Let’s be honest, though: I’m not exactly St. Francis of Assisi over here, tenderly ministering to every chipmunk that crosses my path. I try to represent for the animal kingdom, but take a look at my shoes—they’re made of leather, which, I am told by those with expert knowledge of the tanning process, comes from dead cows. This is the sort of revelation that prompts meat boosters to pick up the triumphant lamb shank once again and accuse us of hypocrisy. Well, sort of. (Hey, you try to find a pair of nonleather dress shoes.) My dedication to the cause might be incomplete, but I’d still say that doing something beats doing nothing. It’s kind of like driving a hybrid: not a solution to the global-warming dilemma but a decent start. Let’s just say that at the dinner table, I roll in a Prius.

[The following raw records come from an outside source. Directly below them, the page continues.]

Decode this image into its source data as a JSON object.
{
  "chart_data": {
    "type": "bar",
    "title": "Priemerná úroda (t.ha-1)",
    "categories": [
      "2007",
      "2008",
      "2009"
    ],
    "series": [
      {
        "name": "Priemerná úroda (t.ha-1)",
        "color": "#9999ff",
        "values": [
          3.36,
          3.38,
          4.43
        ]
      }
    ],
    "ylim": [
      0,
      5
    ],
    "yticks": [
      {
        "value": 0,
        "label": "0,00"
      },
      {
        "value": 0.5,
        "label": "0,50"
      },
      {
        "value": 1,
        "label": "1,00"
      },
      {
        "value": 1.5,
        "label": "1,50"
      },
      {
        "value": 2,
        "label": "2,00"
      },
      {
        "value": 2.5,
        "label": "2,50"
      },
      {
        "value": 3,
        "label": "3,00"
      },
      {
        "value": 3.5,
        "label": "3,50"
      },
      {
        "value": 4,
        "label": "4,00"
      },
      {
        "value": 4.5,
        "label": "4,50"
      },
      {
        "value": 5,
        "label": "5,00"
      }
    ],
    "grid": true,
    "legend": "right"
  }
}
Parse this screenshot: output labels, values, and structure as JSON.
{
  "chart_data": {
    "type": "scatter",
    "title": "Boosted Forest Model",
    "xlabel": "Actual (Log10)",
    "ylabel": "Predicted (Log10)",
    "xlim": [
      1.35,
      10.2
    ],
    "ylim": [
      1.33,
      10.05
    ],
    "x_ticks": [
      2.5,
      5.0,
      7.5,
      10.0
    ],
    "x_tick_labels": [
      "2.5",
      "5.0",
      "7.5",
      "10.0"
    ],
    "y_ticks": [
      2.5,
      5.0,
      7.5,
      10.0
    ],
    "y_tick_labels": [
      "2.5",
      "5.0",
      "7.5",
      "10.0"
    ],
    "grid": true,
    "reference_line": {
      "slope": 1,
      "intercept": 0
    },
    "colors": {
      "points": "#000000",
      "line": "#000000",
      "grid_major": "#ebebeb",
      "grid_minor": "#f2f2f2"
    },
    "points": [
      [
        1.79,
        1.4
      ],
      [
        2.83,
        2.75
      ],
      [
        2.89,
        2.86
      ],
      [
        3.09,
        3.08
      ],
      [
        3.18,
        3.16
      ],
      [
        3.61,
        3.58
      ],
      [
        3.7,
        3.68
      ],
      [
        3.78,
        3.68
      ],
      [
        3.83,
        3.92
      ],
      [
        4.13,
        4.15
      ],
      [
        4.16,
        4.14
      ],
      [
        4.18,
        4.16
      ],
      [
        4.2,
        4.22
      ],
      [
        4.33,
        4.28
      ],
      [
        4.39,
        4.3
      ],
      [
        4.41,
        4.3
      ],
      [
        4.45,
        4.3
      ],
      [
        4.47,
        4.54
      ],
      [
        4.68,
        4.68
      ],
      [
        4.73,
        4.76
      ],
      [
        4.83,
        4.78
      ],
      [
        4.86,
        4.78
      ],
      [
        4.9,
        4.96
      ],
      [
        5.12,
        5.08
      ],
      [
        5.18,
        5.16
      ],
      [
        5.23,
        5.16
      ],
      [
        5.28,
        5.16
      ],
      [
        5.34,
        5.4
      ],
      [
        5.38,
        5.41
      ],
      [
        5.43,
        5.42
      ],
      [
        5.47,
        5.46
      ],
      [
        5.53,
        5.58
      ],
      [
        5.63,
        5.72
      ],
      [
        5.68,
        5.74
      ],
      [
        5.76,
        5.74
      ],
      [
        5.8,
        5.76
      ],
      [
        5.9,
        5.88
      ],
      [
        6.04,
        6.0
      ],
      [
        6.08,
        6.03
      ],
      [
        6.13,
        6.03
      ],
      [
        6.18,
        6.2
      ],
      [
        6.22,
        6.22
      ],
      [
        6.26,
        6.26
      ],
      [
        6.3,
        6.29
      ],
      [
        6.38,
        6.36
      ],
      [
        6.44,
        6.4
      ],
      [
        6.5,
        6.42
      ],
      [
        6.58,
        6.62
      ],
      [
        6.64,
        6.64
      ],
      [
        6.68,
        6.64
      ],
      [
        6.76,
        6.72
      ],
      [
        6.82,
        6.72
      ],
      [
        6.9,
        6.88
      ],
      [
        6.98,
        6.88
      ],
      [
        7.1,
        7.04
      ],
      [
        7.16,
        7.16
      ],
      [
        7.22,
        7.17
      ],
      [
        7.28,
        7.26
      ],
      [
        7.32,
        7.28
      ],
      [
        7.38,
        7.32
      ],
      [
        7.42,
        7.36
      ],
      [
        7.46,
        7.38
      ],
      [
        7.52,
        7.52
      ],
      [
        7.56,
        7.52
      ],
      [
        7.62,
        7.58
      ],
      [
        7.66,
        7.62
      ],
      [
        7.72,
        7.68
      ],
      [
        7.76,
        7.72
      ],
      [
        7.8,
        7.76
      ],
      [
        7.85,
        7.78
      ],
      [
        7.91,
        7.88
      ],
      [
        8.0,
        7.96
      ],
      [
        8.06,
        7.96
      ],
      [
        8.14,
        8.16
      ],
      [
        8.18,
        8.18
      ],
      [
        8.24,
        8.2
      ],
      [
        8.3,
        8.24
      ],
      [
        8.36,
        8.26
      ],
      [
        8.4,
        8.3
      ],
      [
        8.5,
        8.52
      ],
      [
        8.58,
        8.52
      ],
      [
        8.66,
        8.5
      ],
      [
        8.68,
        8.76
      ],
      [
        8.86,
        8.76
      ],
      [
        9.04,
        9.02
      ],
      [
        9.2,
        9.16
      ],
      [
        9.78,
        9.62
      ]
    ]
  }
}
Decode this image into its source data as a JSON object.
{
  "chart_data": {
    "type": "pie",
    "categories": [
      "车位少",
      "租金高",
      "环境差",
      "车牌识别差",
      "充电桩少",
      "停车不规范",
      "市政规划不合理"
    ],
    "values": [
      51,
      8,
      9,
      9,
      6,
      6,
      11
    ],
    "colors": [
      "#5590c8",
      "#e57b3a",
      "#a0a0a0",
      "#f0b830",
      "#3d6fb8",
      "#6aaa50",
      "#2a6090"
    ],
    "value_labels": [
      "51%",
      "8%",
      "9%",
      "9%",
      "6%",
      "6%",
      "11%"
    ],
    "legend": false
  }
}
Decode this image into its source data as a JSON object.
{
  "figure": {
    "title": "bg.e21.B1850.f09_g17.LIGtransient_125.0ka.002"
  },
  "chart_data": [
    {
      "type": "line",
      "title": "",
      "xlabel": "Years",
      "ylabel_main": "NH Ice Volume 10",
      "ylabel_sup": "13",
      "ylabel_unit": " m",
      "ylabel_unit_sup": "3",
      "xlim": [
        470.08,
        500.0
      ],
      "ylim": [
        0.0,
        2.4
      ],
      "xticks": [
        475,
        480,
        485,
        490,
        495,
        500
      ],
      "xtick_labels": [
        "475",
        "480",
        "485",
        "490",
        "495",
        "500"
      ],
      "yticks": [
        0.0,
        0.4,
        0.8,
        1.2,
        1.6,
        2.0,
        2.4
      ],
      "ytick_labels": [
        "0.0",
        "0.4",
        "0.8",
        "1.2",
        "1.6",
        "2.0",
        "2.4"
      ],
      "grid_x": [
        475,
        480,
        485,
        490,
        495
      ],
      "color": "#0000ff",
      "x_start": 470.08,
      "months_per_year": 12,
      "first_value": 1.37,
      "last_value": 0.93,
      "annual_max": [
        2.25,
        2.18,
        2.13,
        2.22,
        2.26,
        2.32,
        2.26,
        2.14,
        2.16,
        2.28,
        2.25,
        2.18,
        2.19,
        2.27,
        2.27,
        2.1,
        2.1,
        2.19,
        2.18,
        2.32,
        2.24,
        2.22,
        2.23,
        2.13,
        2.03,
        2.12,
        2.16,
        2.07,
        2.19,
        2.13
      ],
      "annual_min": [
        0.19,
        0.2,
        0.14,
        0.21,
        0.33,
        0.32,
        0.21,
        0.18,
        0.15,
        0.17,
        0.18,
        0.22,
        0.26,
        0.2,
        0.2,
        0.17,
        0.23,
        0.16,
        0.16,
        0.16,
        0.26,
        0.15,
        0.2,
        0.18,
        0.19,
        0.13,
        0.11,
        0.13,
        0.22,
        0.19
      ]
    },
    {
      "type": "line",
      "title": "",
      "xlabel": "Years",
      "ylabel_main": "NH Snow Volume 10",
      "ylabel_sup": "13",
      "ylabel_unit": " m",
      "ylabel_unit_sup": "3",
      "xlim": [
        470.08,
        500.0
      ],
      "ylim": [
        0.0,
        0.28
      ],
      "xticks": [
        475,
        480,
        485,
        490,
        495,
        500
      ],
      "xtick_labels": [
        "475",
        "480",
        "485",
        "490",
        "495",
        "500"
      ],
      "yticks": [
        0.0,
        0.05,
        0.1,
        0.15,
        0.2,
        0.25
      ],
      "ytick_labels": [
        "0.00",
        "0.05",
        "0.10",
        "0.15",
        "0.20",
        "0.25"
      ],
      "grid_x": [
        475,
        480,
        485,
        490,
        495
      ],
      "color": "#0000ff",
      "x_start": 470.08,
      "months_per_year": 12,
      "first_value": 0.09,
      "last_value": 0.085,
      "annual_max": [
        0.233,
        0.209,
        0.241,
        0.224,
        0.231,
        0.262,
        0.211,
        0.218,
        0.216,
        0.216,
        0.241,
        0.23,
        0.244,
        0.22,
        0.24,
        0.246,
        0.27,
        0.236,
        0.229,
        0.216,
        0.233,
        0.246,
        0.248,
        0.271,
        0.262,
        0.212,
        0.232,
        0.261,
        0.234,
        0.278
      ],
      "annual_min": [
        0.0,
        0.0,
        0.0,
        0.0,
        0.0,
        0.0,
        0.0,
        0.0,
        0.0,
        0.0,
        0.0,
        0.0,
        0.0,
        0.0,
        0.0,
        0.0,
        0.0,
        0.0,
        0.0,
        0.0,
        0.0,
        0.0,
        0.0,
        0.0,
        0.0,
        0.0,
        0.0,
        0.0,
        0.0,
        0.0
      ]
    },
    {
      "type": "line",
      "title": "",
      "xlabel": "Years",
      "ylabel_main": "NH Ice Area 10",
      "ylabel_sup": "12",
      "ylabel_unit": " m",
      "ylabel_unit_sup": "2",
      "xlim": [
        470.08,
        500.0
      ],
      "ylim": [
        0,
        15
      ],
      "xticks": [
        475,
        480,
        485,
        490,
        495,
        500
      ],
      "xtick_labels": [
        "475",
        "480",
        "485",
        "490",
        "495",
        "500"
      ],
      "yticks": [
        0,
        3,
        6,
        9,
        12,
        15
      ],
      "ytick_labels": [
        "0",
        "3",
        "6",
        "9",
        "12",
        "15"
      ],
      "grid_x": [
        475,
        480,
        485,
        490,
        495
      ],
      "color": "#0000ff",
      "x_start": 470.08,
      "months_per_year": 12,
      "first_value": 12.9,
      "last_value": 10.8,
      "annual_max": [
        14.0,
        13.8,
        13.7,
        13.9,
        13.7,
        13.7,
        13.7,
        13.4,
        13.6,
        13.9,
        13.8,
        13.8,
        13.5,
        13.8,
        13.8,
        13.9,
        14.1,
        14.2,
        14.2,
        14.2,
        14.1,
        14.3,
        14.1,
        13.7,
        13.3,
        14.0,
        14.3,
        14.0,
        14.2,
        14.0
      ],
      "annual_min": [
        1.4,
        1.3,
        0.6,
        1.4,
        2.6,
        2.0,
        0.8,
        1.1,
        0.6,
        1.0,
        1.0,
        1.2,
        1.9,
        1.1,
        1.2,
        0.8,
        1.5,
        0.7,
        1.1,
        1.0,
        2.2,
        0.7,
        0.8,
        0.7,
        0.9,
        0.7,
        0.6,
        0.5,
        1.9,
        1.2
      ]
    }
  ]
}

Finally, grant me one more cordial request: Please don’t try to convince us that being vegetarian is somehow wrong. If you’re concerned for my health, that’s very nice, though you can rest assured that I’m in shipshape. If you want to have an amiable tête-à-tête about vegetarianism, that’s great. But if you insist on being the aggressive blowhard who takes meatlessness as a personal insult and rails about what fools we all are, you’re only going to persuade me that you’re a dickhead. When someone says he’s Catholic, you probably don’t start the stump speech about how God is a lie created to enslave the ignorant masses, and it’s equally offensive to berate an herbivore. I know you think we’re crazy. That’s neat. But seeing as I’ve endured the hassle of being a vegetarian for several years now, perhaps I’ve given this a little thought. So let’s just agree to disagree and get on with making fun of Hillary Clinton’s inability to operate a coffee machine.

Because, really, peace and understanding are what it’s all about: your porterhouse and my portobello coexisting in perfect harmony—though preferably not touching. We’re actually not so different, after all, my omnivorous chums. In fact, I like to think that when an omnivore looks in the mirror, he just sees a vegetarian who happens to eat meat. Or, no, wait, maybe the mirror sees the omnivore through the prism of flesh and realizes we all have a crystalline animal soul, you know?

This is excellent weed, by the way, if you want a hit. Hey, while you’re here: Have I ever told you about hemp?